You should then run sentiment analysis.py which first reads in the dataset and splits it into training,
validation and test sets; then trains a logistic regression sentiment classifier and evaluate its performance
on the test set. Make sure you first uncomment the line with the analyse sentiment tfidf function
(which uses your get features tfidf function to generate TF-IDF features, and your search C function
to find the best value of C) in the top-level code block of sentiment analysis.py (i.e., the block after
the line “if name == ’ main ’:”) and then run sentiment analysis.py.
Answer the following questions in your answers PDF:
1. What range of values for C did you try? Explain, why this range is reasonable. Also explain what
search technique you used and why it is appropriate here.

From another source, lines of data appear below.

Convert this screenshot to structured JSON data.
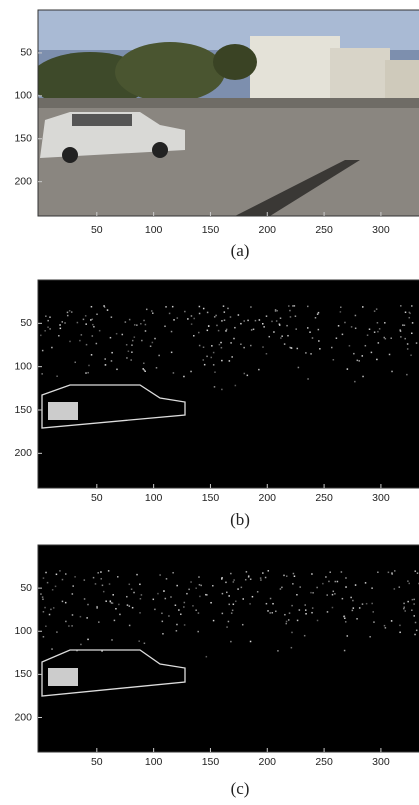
{
  "chart_data": [
    {
      "type": "image",
      "caption": "(a)",
      "xlim": [
        0,
        352
      ],
      "ylim": [
        0,
        240
      ],
      "xticks": [
        50,
        100,
        150,
        200,
        250,
        300
      ],
      "yticks": [
        50,
        100,
        150,
        200
      ]
    },
    {
      "type": "image",
      "caption": "(b)",
      "xlim": [
        0,
        352
      ],
      "ylim": [
        0,
        240
      ],
      "xticks": [
        50,
        100,
        150,
        200,
        250,
        300
      ],
      "yticks": [
        50,
        100,
        150,
        200
      ]
    },
    {
      "type": "image",
      "caption": "(c)",
      "xlim": [
        0,
        352
      ],
      "ylim": [
        0,
        240
      ],
      "xticks": [
        50,
        100,
        150,
        200,
        250,
        300
      ],
      "yticks": [
        50,
        100,
        150,
        200
      ]
    }
  ]
}
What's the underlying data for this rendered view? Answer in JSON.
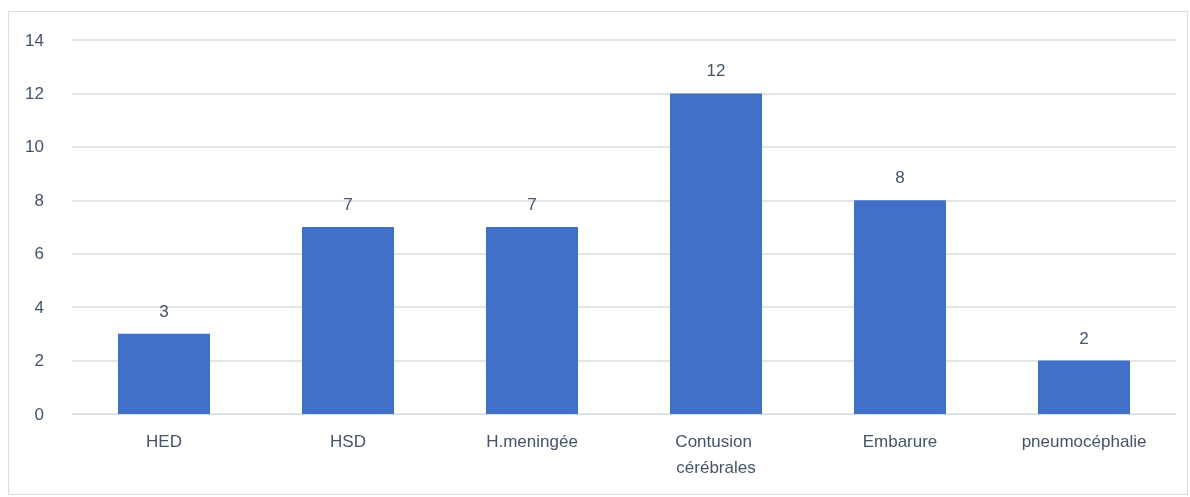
{
  "chart_data": {
    "type": "bar",
    "categories": [
      "HED",
      "HSD",
      "H.meningée",
      "Contusion cérébrales",
      "Embarure",
      "pneumocéphalie"
    ],
    "values": [
      3,
      7,
      7,
      12,
      8,
      2
    ],
    "color": "#4170c8",
    "ylim": [
      0,
      14
    ],
    "yticks": [
      0,
      2,
      4,
      6,
      8,
      10,
      12,
      14
    ],
    "grid": "y",
    "data_labels": true
  }
}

2. What was the best performing C value?
3. What was your accuracy on the test set?
Part B
Another simple approach to building a sentiment classifier is to train a logistic regression model that uses
aggregated pre-trained word embeddings. While this approach, with simple aggregation, normally works
best with short sequences, you will try it out on the movie reviews.
Your task is to use Word2Vec5 in the gensim package to learn embeddings of words and predict the
sentiment labels of review text using a logistic regression classifier with the aggregated word embedding
features. You should use it after reading the documentation.
hyper-parameters of Word2Vec (e.g. vector size, window, negative, alpha, epochs, etc.) as well as the
regularisation parameter C for your logistic regression classifier. You should use an automatic hyper-
parameter search method presented in the lectures. (Hint: The search C function in classifier.py and
the get features w2v in features.py might be useful.)